Valpolicella: tre vini, un solo cuore veneto

Amarone, Ripasso e Recioto: un’unica terra, tre storie di vino.
31 Maggio 2020

La Valpolicella e i suoi grandi vini

La Valpolicella, zona di vino (ma anche di marmo), è forse la più conosciuta zona vitivinicola italiana nel mondo. Situata in provincia di Verona, è associata alle denominazioni di tre grandi vini italiani DOP: l'Amarone (DOCG), il Recioto (DOCG) e il Ripasso (DOC). Tre vini assolutamente legati tra loro, l'uno derivazione dell'altro, ma tre profili diversi di degustazioni. Proviamo a fare un minimo di chiarezza:

I vitigni alla base della Valpolicella

I vitigni base dei tre vini principi della Valpolicella sono principalmente la Corvina, il Corvinone e la Rondinella. Il disciplinare permette anche altri tipi di uva, come la Croatina e la Molinara, ma in percentuali nettamente minori. L'uvaggio di questi tre vitigni da come risultato il vino Valpolicella Base DOC.

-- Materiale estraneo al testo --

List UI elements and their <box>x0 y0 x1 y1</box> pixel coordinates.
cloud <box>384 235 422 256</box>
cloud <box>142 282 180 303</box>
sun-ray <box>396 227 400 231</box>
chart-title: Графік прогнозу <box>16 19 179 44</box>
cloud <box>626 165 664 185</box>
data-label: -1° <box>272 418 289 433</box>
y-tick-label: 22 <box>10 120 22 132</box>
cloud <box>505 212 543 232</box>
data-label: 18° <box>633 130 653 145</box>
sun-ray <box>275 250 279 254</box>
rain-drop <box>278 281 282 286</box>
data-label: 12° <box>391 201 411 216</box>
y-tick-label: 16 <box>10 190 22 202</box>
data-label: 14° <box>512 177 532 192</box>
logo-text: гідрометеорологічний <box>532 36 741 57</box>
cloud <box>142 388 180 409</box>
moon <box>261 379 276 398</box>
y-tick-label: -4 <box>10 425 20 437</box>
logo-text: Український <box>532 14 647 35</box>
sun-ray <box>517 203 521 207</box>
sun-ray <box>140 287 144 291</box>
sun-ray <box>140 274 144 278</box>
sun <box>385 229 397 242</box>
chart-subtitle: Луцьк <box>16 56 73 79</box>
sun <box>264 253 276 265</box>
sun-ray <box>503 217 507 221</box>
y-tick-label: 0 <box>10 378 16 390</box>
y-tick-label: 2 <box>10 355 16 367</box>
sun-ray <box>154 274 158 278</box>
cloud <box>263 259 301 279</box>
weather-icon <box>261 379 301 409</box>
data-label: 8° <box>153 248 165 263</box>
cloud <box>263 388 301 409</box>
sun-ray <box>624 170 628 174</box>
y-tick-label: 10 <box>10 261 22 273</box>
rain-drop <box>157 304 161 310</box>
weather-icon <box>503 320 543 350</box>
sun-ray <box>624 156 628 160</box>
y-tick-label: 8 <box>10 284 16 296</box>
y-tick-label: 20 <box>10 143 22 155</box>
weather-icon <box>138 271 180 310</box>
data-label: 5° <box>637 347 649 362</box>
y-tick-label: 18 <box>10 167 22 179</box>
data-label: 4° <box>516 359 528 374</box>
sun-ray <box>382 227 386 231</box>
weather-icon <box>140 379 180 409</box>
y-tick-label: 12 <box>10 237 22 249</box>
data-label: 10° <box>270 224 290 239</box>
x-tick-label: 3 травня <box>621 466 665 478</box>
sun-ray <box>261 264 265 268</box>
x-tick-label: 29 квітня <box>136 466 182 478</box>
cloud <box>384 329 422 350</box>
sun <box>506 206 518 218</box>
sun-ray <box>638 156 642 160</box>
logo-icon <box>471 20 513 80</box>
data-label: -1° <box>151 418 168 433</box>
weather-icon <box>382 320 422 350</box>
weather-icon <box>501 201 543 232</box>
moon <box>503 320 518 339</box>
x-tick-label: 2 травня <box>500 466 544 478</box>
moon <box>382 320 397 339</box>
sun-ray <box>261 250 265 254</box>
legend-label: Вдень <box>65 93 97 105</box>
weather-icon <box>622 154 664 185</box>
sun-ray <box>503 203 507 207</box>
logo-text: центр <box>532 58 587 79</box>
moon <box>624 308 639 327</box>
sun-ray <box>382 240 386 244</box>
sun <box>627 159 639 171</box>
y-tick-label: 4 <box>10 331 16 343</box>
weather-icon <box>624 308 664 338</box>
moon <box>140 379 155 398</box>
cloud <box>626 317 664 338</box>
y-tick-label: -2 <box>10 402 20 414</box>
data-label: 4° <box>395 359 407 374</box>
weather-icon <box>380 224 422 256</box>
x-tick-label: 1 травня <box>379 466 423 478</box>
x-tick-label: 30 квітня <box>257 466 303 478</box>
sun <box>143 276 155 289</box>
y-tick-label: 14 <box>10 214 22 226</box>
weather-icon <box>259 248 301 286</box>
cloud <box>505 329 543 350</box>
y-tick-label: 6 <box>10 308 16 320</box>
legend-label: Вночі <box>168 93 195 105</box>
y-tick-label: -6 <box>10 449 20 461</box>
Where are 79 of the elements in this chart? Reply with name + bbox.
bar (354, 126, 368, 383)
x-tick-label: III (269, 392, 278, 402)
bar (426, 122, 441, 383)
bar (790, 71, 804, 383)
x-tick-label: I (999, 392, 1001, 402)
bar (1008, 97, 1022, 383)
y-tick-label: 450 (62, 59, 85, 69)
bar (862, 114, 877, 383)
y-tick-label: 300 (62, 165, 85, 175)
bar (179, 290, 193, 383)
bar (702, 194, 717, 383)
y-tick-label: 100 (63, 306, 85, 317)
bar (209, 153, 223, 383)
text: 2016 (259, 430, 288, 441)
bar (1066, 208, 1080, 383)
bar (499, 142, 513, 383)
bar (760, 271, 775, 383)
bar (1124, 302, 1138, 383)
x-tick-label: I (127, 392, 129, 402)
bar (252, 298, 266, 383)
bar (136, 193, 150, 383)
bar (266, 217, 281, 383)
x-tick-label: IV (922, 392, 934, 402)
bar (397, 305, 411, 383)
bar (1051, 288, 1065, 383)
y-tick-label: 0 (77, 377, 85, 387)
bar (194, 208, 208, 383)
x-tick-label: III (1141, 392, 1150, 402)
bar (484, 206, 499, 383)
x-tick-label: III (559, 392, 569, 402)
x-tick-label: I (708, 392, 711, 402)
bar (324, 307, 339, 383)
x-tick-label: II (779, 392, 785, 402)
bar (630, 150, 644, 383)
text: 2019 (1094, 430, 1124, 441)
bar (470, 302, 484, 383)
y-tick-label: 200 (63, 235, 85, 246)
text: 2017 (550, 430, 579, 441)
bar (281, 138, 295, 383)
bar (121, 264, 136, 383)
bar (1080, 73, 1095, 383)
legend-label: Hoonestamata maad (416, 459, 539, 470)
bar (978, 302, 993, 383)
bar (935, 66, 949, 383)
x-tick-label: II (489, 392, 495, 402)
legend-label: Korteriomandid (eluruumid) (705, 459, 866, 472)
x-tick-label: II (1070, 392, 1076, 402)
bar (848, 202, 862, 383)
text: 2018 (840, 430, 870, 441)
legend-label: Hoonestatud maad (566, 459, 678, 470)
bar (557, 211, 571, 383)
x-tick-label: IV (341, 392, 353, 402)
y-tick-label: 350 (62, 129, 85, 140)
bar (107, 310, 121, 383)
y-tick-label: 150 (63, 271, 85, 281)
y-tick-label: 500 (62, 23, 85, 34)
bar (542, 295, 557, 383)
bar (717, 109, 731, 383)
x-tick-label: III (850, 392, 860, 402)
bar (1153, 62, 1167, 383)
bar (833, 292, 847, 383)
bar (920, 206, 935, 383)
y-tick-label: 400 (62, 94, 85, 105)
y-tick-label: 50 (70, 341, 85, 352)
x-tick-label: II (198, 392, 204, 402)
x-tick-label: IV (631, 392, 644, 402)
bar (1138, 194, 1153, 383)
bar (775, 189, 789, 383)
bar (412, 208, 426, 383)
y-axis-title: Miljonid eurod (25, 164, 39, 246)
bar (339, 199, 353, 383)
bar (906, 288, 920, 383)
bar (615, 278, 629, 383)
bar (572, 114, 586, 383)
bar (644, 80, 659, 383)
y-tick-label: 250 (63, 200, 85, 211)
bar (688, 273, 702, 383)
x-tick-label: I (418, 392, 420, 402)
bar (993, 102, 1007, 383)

Dall’appassimento all’Amarone e al Ripasso

Finita la vendemmia, le uve vengono lasciata appassire su dei graticci per circa 3 mesi (ogni produttore ha i suoi tempi e i suoi modi, il disciplinare prescrive che l’appassimento deve portare a una perdita di peso minima del 40%.) prima di passare alla vinificazione. Al settembre successivo alla vendemmia (dopo circa un anno) il vino viene travasato in botti di rovere dove affina per 2 anni (non necessariamente tutto l'affinamento viene fatto in legno). Per la riserva ci vogliono 4 anni). Un Amarone vinificato nell'anno  potrà essere bevuto, quindi, dopo almeno 3 anni  anche se molti produttori lo affinano più a lungo (4–6 anni).

Partendo sempre dal Valpolicella base, si lascia riposare il vino nei tini dove è stato vinificato l’Amarone, lasciando a contatto il liquido con le vinacce, in modo che ceda parte dell’aroma tipico. Il tutto per 15-20 giorni, un tempo utile per una seconda fermentazione alcolica che dona struttura e rotondità al vino di partenza.

Il Recioto, l’anima dolce della Valpolicella

Il procedimento iniziale è lo stesso (vendemmia, appassimento su graticci, vinificazione) ma la fermentazione del Recioto viene fermata prima che gli zuccheri si consumino del tutto e comunque finché si raggiunge il rapporto zuccheri/alcol desiderato, spesso dopo settimane. Ne consegue che il Recioto rimane un vino passito dolce, dal corpo pieno e dal gusto vellutato e caldo.